Another thing to consider is data availability and quality, Kappe said, including a company’s own data. “How are you making sure that it’s good data, that you can trace where it came from and isolate bad data? Make sure that training data is separate from verification data, etc,” he said. There may also be third-party data, which might not always be medical-grade, and Kappe urged his audience to think about how they would deal with potential issues with that, such as bias.
“Now, of course, it would not be a medical device if you didn’t have to consider patient risk,” Kappe said. Patient risk is going to affect how much testing needs to be done, how much risk analysis and risk mitigation needs to be done, and how much scrutiny an algorithm will undergo by regulatory bodies, he said.
The last thing Kappe mentioned was how and where algorithms will be deployed. Deploying them in the cloud is in many ways the easiest, he said, because you have a lot of processing power, can scale easily, and can define the specific GPU or FPGA [field programmable gate array] or access that you’re using, he said.

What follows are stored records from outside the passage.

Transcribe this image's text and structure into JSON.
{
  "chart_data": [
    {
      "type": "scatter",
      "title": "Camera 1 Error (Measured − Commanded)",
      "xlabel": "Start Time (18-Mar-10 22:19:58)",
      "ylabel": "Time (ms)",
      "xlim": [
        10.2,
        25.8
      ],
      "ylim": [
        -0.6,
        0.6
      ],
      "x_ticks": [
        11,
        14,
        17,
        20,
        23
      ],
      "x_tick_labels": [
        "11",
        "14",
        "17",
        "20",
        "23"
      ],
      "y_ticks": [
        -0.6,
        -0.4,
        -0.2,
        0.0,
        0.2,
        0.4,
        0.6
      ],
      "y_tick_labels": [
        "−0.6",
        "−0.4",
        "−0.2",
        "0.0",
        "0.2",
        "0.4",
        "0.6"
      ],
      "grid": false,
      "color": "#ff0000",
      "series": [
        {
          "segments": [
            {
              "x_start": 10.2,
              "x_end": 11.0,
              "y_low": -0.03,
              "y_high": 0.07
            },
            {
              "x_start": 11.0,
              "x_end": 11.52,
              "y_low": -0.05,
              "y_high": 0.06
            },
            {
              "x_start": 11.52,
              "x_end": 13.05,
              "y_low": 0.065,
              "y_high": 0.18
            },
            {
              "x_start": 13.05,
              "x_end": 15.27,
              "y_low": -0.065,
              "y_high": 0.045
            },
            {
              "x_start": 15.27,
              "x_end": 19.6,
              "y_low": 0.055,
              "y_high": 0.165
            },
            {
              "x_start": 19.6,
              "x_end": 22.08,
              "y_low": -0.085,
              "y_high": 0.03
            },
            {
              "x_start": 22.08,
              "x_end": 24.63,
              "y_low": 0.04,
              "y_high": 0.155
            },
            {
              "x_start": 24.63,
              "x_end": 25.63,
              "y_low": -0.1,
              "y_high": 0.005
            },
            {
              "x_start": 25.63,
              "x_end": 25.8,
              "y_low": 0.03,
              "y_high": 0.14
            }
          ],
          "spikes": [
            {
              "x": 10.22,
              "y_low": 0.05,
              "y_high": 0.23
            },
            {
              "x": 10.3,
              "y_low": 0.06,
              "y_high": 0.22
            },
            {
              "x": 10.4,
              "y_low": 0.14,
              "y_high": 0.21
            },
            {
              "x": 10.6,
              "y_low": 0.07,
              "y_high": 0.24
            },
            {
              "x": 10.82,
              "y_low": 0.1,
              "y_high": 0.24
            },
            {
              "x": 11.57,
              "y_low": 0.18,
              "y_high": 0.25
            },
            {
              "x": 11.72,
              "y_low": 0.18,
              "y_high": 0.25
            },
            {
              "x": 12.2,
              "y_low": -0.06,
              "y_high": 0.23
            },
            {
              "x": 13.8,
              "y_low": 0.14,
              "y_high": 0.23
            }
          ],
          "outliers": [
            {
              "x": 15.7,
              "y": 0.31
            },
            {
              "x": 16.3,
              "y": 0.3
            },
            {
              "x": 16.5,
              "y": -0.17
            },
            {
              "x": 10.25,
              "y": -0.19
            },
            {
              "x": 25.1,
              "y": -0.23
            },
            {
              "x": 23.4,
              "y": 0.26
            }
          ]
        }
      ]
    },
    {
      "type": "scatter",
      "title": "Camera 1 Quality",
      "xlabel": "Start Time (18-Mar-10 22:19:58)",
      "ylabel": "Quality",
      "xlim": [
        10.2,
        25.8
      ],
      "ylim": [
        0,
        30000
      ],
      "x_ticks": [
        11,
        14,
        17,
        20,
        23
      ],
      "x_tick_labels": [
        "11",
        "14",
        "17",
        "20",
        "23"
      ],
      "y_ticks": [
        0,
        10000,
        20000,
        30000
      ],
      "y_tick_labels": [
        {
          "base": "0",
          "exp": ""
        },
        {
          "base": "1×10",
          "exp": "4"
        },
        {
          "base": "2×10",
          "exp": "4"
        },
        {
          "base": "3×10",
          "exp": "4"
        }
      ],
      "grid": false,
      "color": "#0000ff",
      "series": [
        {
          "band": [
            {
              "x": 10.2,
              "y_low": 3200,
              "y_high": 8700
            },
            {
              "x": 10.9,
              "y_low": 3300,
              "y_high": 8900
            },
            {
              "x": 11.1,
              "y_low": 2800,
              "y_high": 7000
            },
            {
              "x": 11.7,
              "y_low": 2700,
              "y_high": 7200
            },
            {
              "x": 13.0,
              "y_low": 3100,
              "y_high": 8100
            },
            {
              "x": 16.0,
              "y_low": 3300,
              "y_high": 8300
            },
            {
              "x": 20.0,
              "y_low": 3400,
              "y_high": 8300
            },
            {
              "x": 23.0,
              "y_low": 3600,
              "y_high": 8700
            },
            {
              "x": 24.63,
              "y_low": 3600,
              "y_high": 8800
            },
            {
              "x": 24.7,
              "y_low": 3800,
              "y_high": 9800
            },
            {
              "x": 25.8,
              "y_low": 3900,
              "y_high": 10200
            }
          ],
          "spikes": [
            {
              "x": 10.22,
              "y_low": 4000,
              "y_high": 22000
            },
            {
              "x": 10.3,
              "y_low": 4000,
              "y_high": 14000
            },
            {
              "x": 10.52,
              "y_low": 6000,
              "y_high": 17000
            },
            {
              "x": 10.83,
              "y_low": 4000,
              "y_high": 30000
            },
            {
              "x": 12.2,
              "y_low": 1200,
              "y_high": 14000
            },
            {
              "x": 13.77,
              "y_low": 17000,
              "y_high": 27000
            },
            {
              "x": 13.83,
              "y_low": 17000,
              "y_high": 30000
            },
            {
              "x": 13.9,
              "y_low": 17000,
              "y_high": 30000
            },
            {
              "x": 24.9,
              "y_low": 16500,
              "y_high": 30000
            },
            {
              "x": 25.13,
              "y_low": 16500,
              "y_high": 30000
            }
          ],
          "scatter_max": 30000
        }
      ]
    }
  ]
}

However, he said devices typically don’t have the same processing power. “If you’ve engineered your apps from modularity, it can be pretty easy to update the algorithms in your apps, but there’s a lot more work and translating and testing your algorithms. Different smartphones have different floating point precision in their GPUs, often much less than what you would be able to get in the cloud where you trained this, and so you might need to do a lot more tuning of your algorithms and testing those for specific smartphones,” he said.
Kappe wrapped up his presentation by leaving his audience with some best practices. “First, whether you using AI or not, you should design for data capture from the start,” he said.
The second is to design processes for continuous improvement. “So you need to think about how to design for efficient updates. There are a lot of best practices out there for automation and software as a medical device that you can leverage here,” he said.
“With future machines I describe the human role as being shepherds,” Kappe concluded. “You just have to nudge the flock of intelligent algorithms. Just basically push them in one direction or another and they will do the rest of the job. You put the right machine and the right space to do the right tasks.”